Wang Xiufeng, Zhong Yunqing, Zhang Rongzhen, Chen Yueqiao, Wang Minggang, Lv Chao, Mao Dewen
Department of Liver Disease Area 1, The First Affiliated Hospital of Guangxi University of Chinese Medicine, Nanning 530201, China.
Department of Pulmonary Disease, Guangxi International Zhuang Medicine Hospital, Nanning, China.
Evid Based Complement Alternat Med. 2022 Mar 30;2022:5652172. doi: 10.1155/2022/5652172. eCollection 2022.
Acute-on-chronic liver failure (ACLF) is a group of chronic liver diseases and caused by acute internal and external liver injury. Wenyang Huazhuo Tuihuang (WYHZTH) formula had a good clinical effect on promoting the resolution of jaundice. The aim of this study is to further investigate the mechanism of the WYHZTH formula in the ACLF rat model.
The ACLF rat model was constructed by combining human serum albumin with LPS and D-gal. WYHZTH was used to intervene and treat. The cytokines IL-17, IL-23, IL-10, and TGF- were detected by ELISA and fluorescence-quantitative PCR. Flow cytometry was used to detect the percentage of Th17 and Treg cells in the peripheral blood and liver tissues of each group of rats. The pathological changes in the liver tissue were detected by hematoxylin-eosin staining, immunohistochemistry, and electron microscopy.
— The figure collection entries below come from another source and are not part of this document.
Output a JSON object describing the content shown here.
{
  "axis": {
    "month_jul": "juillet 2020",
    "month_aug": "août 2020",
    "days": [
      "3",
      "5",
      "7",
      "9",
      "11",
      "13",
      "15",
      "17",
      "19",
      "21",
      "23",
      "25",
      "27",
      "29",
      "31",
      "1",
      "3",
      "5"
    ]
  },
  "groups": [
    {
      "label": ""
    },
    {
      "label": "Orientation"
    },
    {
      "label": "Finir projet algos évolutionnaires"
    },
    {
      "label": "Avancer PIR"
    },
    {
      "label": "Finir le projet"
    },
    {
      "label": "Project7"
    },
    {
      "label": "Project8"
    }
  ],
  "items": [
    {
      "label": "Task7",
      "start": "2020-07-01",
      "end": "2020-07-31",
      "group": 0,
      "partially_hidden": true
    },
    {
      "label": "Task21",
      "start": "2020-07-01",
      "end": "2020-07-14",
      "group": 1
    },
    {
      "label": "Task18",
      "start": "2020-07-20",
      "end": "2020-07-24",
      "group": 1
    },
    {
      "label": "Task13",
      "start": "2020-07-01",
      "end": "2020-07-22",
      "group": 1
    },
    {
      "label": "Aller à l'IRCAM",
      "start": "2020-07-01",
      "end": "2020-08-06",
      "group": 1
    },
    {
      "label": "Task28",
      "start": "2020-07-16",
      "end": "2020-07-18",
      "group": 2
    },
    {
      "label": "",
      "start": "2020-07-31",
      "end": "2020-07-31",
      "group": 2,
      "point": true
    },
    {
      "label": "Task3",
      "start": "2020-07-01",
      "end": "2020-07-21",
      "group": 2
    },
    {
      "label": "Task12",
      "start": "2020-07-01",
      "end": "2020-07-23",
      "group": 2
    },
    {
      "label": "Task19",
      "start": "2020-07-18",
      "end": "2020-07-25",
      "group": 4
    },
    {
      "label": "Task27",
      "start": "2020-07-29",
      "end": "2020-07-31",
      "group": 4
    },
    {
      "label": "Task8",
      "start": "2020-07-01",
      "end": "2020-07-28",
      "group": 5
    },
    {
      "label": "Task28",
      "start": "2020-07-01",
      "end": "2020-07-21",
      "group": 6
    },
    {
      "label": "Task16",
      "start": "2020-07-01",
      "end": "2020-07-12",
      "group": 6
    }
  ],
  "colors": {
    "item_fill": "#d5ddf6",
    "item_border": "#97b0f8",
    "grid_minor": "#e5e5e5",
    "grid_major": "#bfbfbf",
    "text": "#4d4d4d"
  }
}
Compared with the ACLF group, the WYHZTH formula and Thy significantly decreased the levels of ALT, AST, and CHE in the ACLF group. After drug intervention, apoptosis was significantly reduced. The PCNA expression decreased in the ACLF model group but increased in the WYHZTH or Thy group. Under transmission electron microscope, hepatocytes in the ACLF group showed obvious necrosis. After drug intervention, hepatocyte necrosis was reduced with most of the structure returning to normal.
This present study demonstrated that WYHZTH formula may protect against acute-on-chronic liver failure, which may be related to the inhibition of Th17/Treg cell imbalance.
慢加急性肝衰竭(ACLF)是一组慢性肝病,由急性内源性和外源性肝损伤引起。温阳化浊退黄(WYHZTH)方在促进黄疸消退方面具有良好的临床效果。本研究旨在进一步探讨WYHZTH方在ACLF大鼠模型中的作用机制。
将人血清白蛋白与脂多糖和D-半乳糖联合使用构建ACLF大鼠模型。采用WYHZTH方进行干预治疗。通过酶联免疫吸附测定(ELISA)和荧光定量聚合酶链反应(PCR)检测细胞因子白细胞介素-17(IL-17)、白细胞介素-23(IL-23)、白细胞介素-10(IL-10)和转化生长因子(TGF-)。采用流式细胞术检测各组大鼠外周血和肝组织中辅助性T细胞17(Th17)和调节性T细胞(Treg)的百分比。通过苏木精-伊红染色、免疫组织化学和电子显微镜检测肝组织的病理变化。
与ACLF组相比,WYHZTH方和胸腺肽显著降低了ACLF组谷丙转氨酶(ALT)、谷草转氨酶(AST)和胆碱酯酶(CHE)的水平。药物干预后,细胞凋亡明显减少。增殖细胞核抗原(PCNA)表达在ACLF模型组降低,但在WYHZTH方组或胸腺肽组升高。在透射电子显微镜下,ACLF组肝细胞显示明显坏死。药物干预后,肝细胞坏死减少,大部分结构恢复正常。
本研究表明,WYHZTH方可能对慢加急性肝衰竭具有保护作用,这可能与抑制Th17/Treg细胞失衡有关。